Broken Guitar Strings, Bullets and Bible verses: Searching for the new old America


Thirty years after Elvis died and we've lost our way. How do we find our way back, or is that impossible?

Liner Notes for a mix cd that isn't done yet.

Tame a new land and you will wind up with dusty, bleeding knuckles. The blood stays on the strings, like Liam Neeson's blade in "Gangs of New York". The new scriptures were simply waiting to be written, just as the fourth of July was always a day waiting for a revolution.

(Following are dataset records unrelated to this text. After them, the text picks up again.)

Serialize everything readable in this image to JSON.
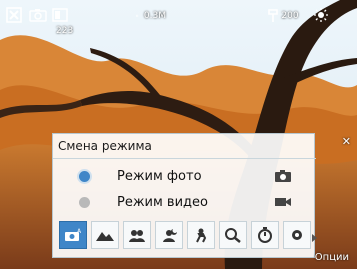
{
  "status": {
    "count": "223",
    "resolution": "0.3M",
    "iso": "200"
  },
  "panel": {
    "title": "Смена режима",
    "options": [
      {
        "label": "Режим фото",
        "icon": "camera-icon",
        "selected": true,
        "dot_color": "#3f86c8"
      },
      {
        "label": "Режим видео",
        "icon": "video-camera-icon",
        "selected": false,
        "dot_color": "#b9b9b9"
      }
    ],
    "scenes": [
      {
        "icon": "auto-scene-icon",
        "active": true
      },
      {
        "icon": "landscape-icon",
        "active": false
      },
      {
        "icon": "portrait-icon",
        "active": false
      },
      {
        "icon": "night-icon",
        "active": false
      },
      {
        "icon": "sports-icon",
        "active": false
      },
      {
        "icon": "close-up-icon",
        "active": false
      },
      {
        "icon": "timer-icon",
        "active": false
      }
    ]
  },
  "footer": {
    "menu_label": "Опции"
  },
  "colors": {
    "accent": "#3f86c8",
    "sky": "#e9f2f8",
    "foliage": "#d47a2a",
    "panel": "#ffffff"
  }
}
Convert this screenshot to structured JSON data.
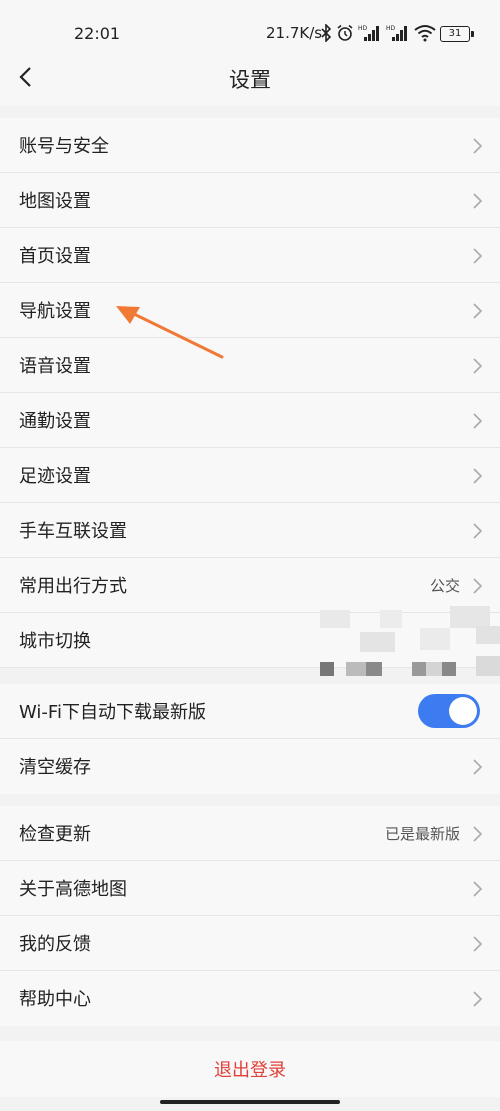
{
  "status_bar": {
    "time": "22:01",
    "net_speed": "21.7K/s",
    "battery": "31",
    "icons": [
      "bluetooth-icon",
      "alarm-icon",
      "signal-hd-icon",
      "signal-hd-icon",
      "wifi-icon",
      "battery-icon"
    ]
  },
  "header": {
    "title": "设置",
    "back_icon": "chevron-left-icon"
  },
  "group1": [
    {
      "label": "账号与安全"
    },
    {
      "label": "地图设置"
    },
    {
      "label": "首页设置"
    },
    {
      "label": "导航设置"
    },
    {
      "label": "语音设置"
    },
    {
      "label": "通勤设置"
    },
    {
      "label": "足迹设置"
    },
    {
      "label": "手车互联设置"
    },
    {
      "label": "常用出行方式",
      "value": "公交"
    },
    {
      "label": "城市切换"
    }
  ],
  "group2": [
    {
      "label": "Wi-Fi下自动下载最新版",
      "toggle_on": true
    },
    {
      "label": "清空缓存"
    }
  ],
  "group3": [
    {
      "label": "检查更新",
      "value": "已是最新版"
    },
    {
      "label": "关于高德地图"
    },
    {
      "label": "我的反馈"
    },
    {
      "label": "帮助中心"
    }
  ],
  "logout": {
    "label": "退出登录"
  },
  "colors": {
    "accent": "#3d7bf0",
    "logout": "#e0413a",
    "annotation_arrow": "#f07a35"
  }
}
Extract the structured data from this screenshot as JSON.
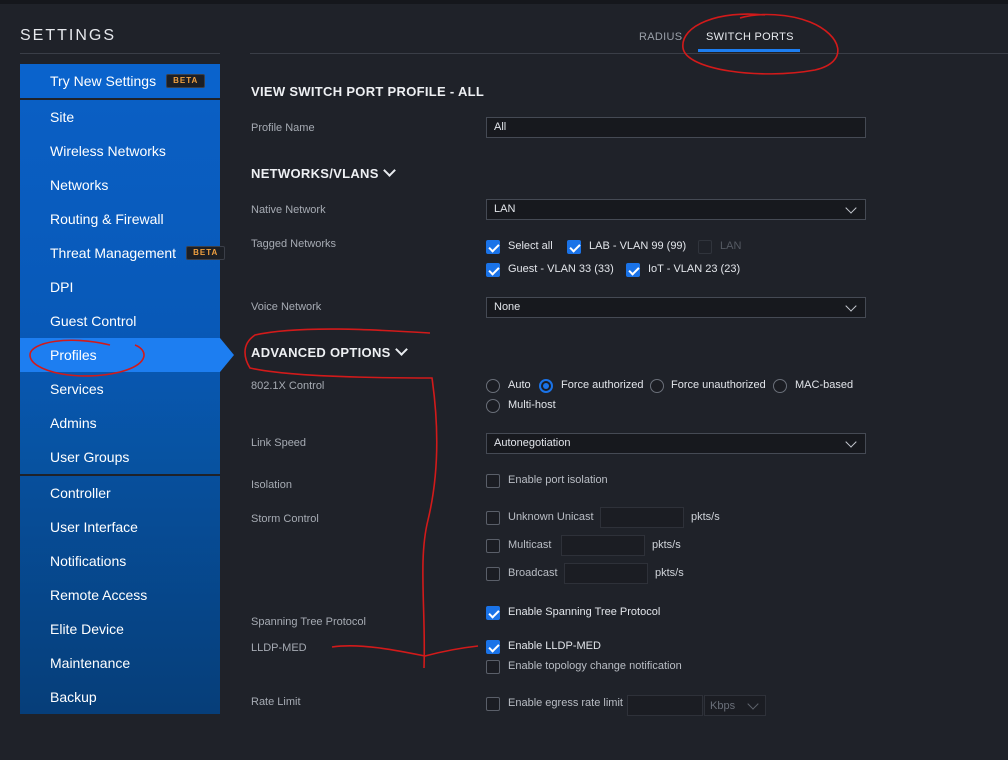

The land was simultaenously explored and created, by patriots and pioneers and prophets, slaves and martyrs and saviors, gunmen and sailors and confidence men and salesmen and glorious charlatans and disgraced true believers. The sounds that Nick Carraway heard when he saw New York with the same eyes as the first settlers and the voices that Ahab heard are the same sounds and voices we hear when we listen today- that wild thin mercury sound of "Stuck Inside of Mobile With The Memphis Blues Again". The sounds of traveling Highway 61 with Woody Guthrie and Tom Joad riding shotgun (even if Tom Joad never rode that highway, he still did, you know?) as you plunge deeper into the bayous haunted by Jesus and Katrina. The music that Arthur Dimmesdale tried to lash out of his own body, equal parts Anne Hutchinson and Kim Deal. What the Redcoats heard when they found themselves face to face with Mike Watt and the Minutemen, who met them with muskets and promises that their band could be your life. The kind of music that coud only come from a country where Jerry Lee Lewis is cousin to Jerry Falwell. Where we drink wine Spo-Dee-O-Dee, and pour coca-cola just like vintage wine. The kind of a country where Johnny Cash wears the black to atone for the sins of Thomas Jefferson. To navigate these wilds you need Lewis and Kerouac to guide you, a compass and a Hank Williams album.